Türkiye’deki son seçimler öncesi ve sonrasında, üst düzey hükümet yetkililerinin de aralarında bulunduğu siyasetçilerin LGBTİ+’ları hedef alan ayrımcı söylemlerine, Onur Yürüyüşü döneminde ülke genelinde uygulanan kısıtlama ve gözaltılar eşlik ediyor.
Uluslararası Af Örgütü Avrupa Bölgesel Ofisi Direktörü Nils Muižnieks konu hakkındaki açıklamasında, “Binlerce kişi yasaklara meydan okuyarak İstanbul ve İzmir sokaklarına çıkarken biber gazı ve plastik mermilerle karşılaşma tehlikesi altına giriyor. Yetkililer Türkiye’de LGBTİ+ Onur Yürüyüşleri’nin müdahale olmadan güvenli bir şekilde gerçekleştirilmesine izin vermelidir” dedi.
“Hükümet LGBT+’ların özgürce yaşama hakkını engelliyor”
Muižnieks sözlerini şöyle sürdürdü:
“Hükümet, LGBTİ+ karşıtı söylemleri artırarak önyargıların körüklenmesine aracı oldu ve bir kısmı LGBTİ+ topluluklara karşı şiddet çağrısı yapan LGBTİ+ karşıtı grupları cesaretlendirdi. Yetkililer, aile değerlerini koruma bahanesiyle LGBTİ+’ların özgürce yaşama hakkını engelliyor.”
2015’ten bu yana sistematik yasaklar devam ediyor
Türkiye’de Onur Yürüyüşü etkinlikleri 2015’ten beri sistematik olarak yasaklanıyor. Bu yılki Onur Yürüyüşü döneminde piknik ve film gösterimi gibi küçük çaplı etkinlikler bile yetkililerce engellendi.
İstanbul ve İzmir Onur Yürüyüşleri için henüz resmi bir yasaklama kararı olmasa da düzenleyenler kararın çıkartılması veya yürüyüşlerin engellenmesi baskısını daha önce yaşanan pratiklerle üzerlerinde hissediyor. Önceki yıllarda da bu gibi barışçıl etkinlikler resmi bir yasaklama kararı olmadığında bile kamu düzenini koruma bahanesiyle durduruldu ve keyfi gözaltılar yapıldı.

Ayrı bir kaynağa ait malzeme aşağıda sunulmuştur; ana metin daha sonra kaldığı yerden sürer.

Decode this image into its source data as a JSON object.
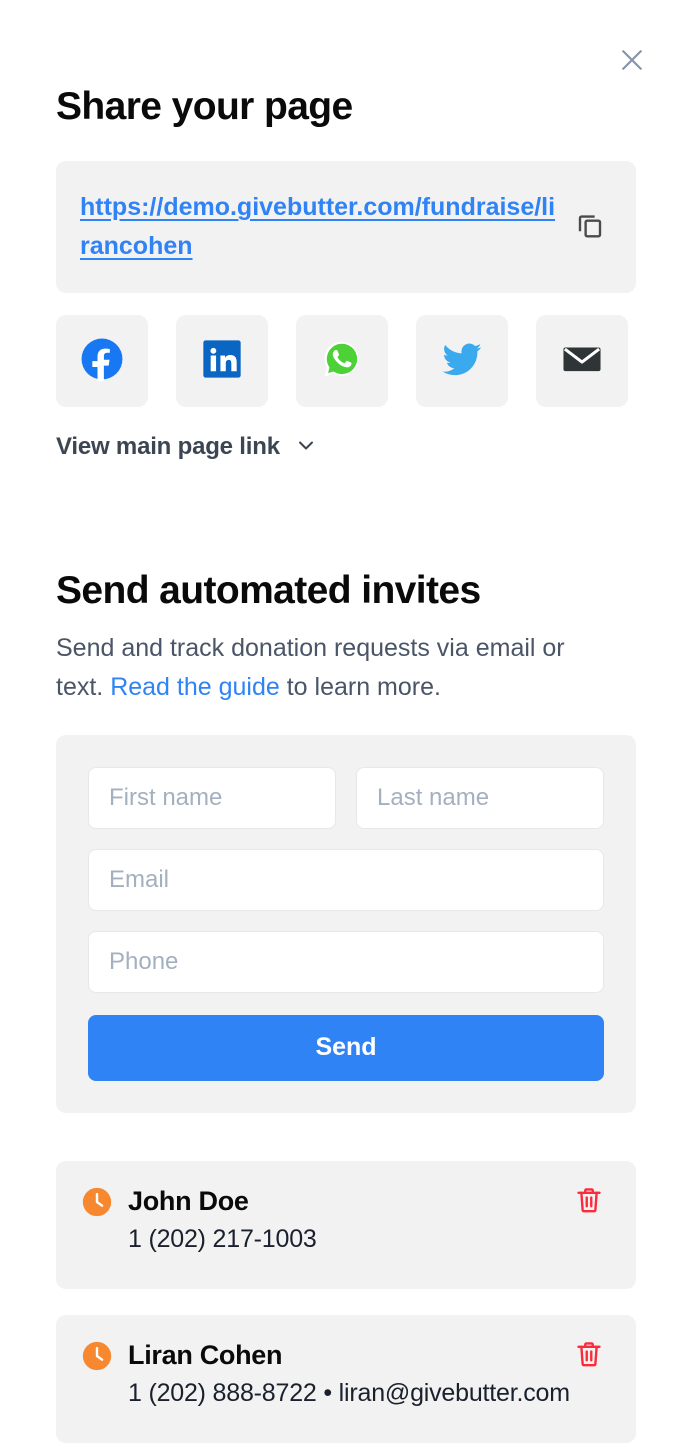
{
  "modal": {
    "close_label": "Close",
    "share": {
      "title": "Share your page",
      "url": "https://demo.givebutter.com/fundraise/lirancohen",
      "copy_icon": "copy-icon",
      "social_buttons": [
        {
          "name": "facebook",
          "label": "Facebook",
          "color": "#1877F2"
        },
        {
          "name": "linkedin",
          "label": "LinkedIn",
          "color": "#0A66C2"
        },
        {
          "name": "whatsapp",
          "label": "WhatsApp",
          "color": "#4CD137"
        },
        {
          "name": "twitter",
          "label": "Twitter",
          "color": "#3BA9EE"
        },
        {
          "name": "email",
          "label": "Email",
          "color": "#2F3437"
        }
      ],
      "view_main_page_link": "View main page link",
      "chevron_icon": "chevron-down-icon"
    },
    "invites": {
      "title": "Send automated invites",
      "desc_part1": "Send and track donation requests via email or text. ",
      "desc_link": "Read the guide",
      "desc_part2": " to learn more.",
      "form": {
        "first_name_placeholder": "First name",
        "last_name_placeholder": "Last name",
        "email_placeholder": "Email",
        "phone_placeholder": "Phone",
        "first_name_value": "",
        "last_name_value": "",
        "email_value": "",
        "phone_value": "",
        "send_label": "Send",
        "send_color": "#3083F5"
      },
      "contacts": [
        {
          "name": "John Doe",
          "details": "1 (202) 217-1003",
          "status_icon": "clock-icon",
          "status_color": "#F7882F",
          "delete_icon": "trash-icon",
          "delete_color": "#FC2B3A"
        },
        {
          "name": "Liran Cohen",
          "details": "1 (202) 888-8722 • liran@givebutter.com",
          "status_icon": "clock-icon",
          "status_color": "#F7882F",
          "delete_icon": "trash-icon",
          "delete_color": "#FC2B3A"
        }
      ]
    }
  }
}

18 Haziran’da, İstanbul Trans Onur Yürüyüşü polis tarafından engellendi. Katılımcılar yürüyüşe başlamak istediklerinde polis aşırı güç kullanarak 10 kişiyi gözaltına aldı.
Son haftalarda ülke genelinde en az 27 LGBTİ+ aktivisti gözaltına alındı. 9 Haziran’da Orta Doğu Teknik Üniversitesi’nde 15 öğrenci, Ankara’da tüm LGBTİ+ etkinliklerine yönelik süregelen fiili yasağa uymayarak barışçıl biçimde yürüdükten sonra gözaltına alındı.
Cumhurbaşkanı Erdoğan seçim öncesi yaptığı bir konuşmada, “LGBT denen olay aile kurumuna sokulmuş bir zehirdir. [Bunu] kabul etmemiz mümkün değil” dedi. Seçimi kazandıktan sonra ise “Aileye kimse dil uzatamaz” ifadelerini kullandı.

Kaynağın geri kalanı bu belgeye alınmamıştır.